Lingener Geschichte im Bild (55)



Kirchliche Angelegenheiten stehen im Mittelpunkt der heutigen Folge der Geschichtsserie von Emslandmuseum und EL-Kurier. Denn Religionsfreiheit und die Gleichstellung der christlichen Konfessionen gibt es in Lingen erst seit gut 200 Jahren.

Nach der Reformation einigte man sich in Deutschland beim Augsburger Religionsfrieden 1555 auf den Grundsatz „cuius regio, eius religio“ – wer das Land regiert, bestimmt auch die Religion. In Lingen wechselte aber die Landesherrschaft häufig zwischen katholischen und evangelischen Potentaten. Der damit verbundene Konfessionswechsel war aber in der Praxis nicht immer durchsetzbar. So folgte hier schließlich jeder der Kirche, die er für richtig hielt, und hoffte, dass diese Richtung sich auf die Dauer durchsetzen oder zumindest toleriert würde.
Im 17. Jahrhundert waren zwar die meisten Einwohner Lingens katholisch, aber Landesherr wurden 1633 die Oranier – und die waren streng reformiert. Ab 1674 wurde jede öffentliche Ausübung des katholischen Glaubens in Stadt und Grafschaft Lingen verboten. Sämtliche Kirchengebäude und das gesamt Kirchenvermögen fielen der Reformierten Kirche zu. Es wurde aber niemand gegen seinen Willen gezwungen, den Glauben zu wechseln, und so blieben die meisten Lingener katholisch. 1727 entstand dann unter der Herrschaft des preußischen Königs auch eine lutherische Gemeinde in Lingen.
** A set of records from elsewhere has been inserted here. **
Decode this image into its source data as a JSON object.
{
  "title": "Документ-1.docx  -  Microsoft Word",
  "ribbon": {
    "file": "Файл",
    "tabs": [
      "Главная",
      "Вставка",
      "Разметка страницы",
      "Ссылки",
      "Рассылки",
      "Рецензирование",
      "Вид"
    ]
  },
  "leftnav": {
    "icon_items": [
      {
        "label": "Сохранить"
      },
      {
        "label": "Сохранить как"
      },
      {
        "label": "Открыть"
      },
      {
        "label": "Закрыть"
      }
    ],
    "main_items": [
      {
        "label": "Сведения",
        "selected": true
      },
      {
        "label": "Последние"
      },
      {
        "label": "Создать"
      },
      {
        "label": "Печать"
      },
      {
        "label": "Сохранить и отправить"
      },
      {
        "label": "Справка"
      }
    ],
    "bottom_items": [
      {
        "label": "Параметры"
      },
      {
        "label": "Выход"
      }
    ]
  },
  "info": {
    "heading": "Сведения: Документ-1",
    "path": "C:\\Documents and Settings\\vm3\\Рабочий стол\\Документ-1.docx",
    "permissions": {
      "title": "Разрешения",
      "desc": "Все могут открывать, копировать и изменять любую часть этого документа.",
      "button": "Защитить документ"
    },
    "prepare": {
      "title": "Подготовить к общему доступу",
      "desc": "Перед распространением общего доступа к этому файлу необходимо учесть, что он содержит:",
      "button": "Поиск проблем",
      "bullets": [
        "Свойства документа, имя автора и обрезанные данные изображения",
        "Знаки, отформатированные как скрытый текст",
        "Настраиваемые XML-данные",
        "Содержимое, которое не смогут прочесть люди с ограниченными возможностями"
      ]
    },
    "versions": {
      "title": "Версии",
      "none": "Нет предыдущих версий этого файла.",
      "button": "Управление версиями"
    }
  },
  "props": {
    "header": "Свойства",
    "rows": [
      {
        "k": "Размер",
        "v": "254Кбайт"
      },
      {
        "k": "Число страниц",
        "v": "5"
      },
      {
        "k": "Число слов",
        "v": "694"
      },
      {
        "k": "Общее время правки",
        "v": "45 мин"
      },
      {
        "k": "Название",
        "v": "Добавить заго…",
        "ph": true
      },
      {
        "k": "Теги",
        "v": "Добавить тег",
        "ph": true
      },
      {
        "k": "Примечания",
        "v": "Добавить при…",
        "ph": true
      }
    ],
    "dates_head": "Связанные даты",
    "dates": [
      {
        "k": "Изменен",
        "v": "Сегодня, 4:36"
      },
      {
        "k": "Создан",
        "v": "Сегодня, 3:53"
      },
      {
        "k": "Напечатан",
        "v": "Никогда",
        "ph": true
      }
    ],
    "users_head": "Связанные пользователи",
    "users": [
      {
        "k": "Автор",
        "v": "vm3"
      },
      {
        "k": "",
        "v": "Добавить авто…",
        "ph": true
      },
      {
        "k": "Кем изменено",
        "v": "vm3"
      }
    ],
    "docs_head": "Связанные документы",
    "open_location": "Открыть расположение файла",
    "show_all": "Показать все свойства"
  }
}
Erst unter der französischen Besatzung wurden kurz nach 1800 die Religionsfreiheit und die rechtliche Gleichstellung der Kirchen eingeführt. Ansonsten blieb aber alles beim Alten, insbesondere die Vermögensverteilung. Dies führte zu vielen Streitigkeiten.
Die neue Verwaltung des Königreichs Hannover erkannte 1815 sofort, dass die kirchliche Situation in Stadt und Grafschaft Lingen so nicht haltbar war, insbesondere die Besitzverteilung der Kirchengebäude und des Kirchenvermögens. Nach langwierigen Verhandlungen regelte ein umfangreiches Gesetz, die „Hannoverische Kultusverordnung“ von 1822 und 1824, den zukünftigen Status und die Neuaufteilung.

Die Reformierten durften die Kirchen in Lingen, Freren, Lengerich und Schapen behalten. Alle anderen Gotteshäuser mussten sie den Katholiken überlassen oder als sogenannte „Simultankirchen“ mit den Katholiken gemeinsam nutzen.
Die Rechte der Katholiken, Reformierten und Lutheraner wurden gleichermaßen anerkannt und das Kirchenvermögen sowie die Einkünfte auf die Gemeinden verteilt. Weitere Regelungen betrafen die kirchlichen Sozialeinrichtungen und das Schulwesen, das damals noch als kirchliche Aufgabe galt.

Mit der Kultusverordnung war endgültig klar, dass die alte Kirche in Lingen dauerhaft in den Händen der Reformierten Gemeinde bleiben würde. Daraufhin begannen die Katholiken mit der Planung für einen gewaltigen Kirchenneubau: die heutige Bonifatiuskirche. Wenn man schon nicht die älteste Kirche in der Stadt besitzen konnte, dann wenigstens die größte.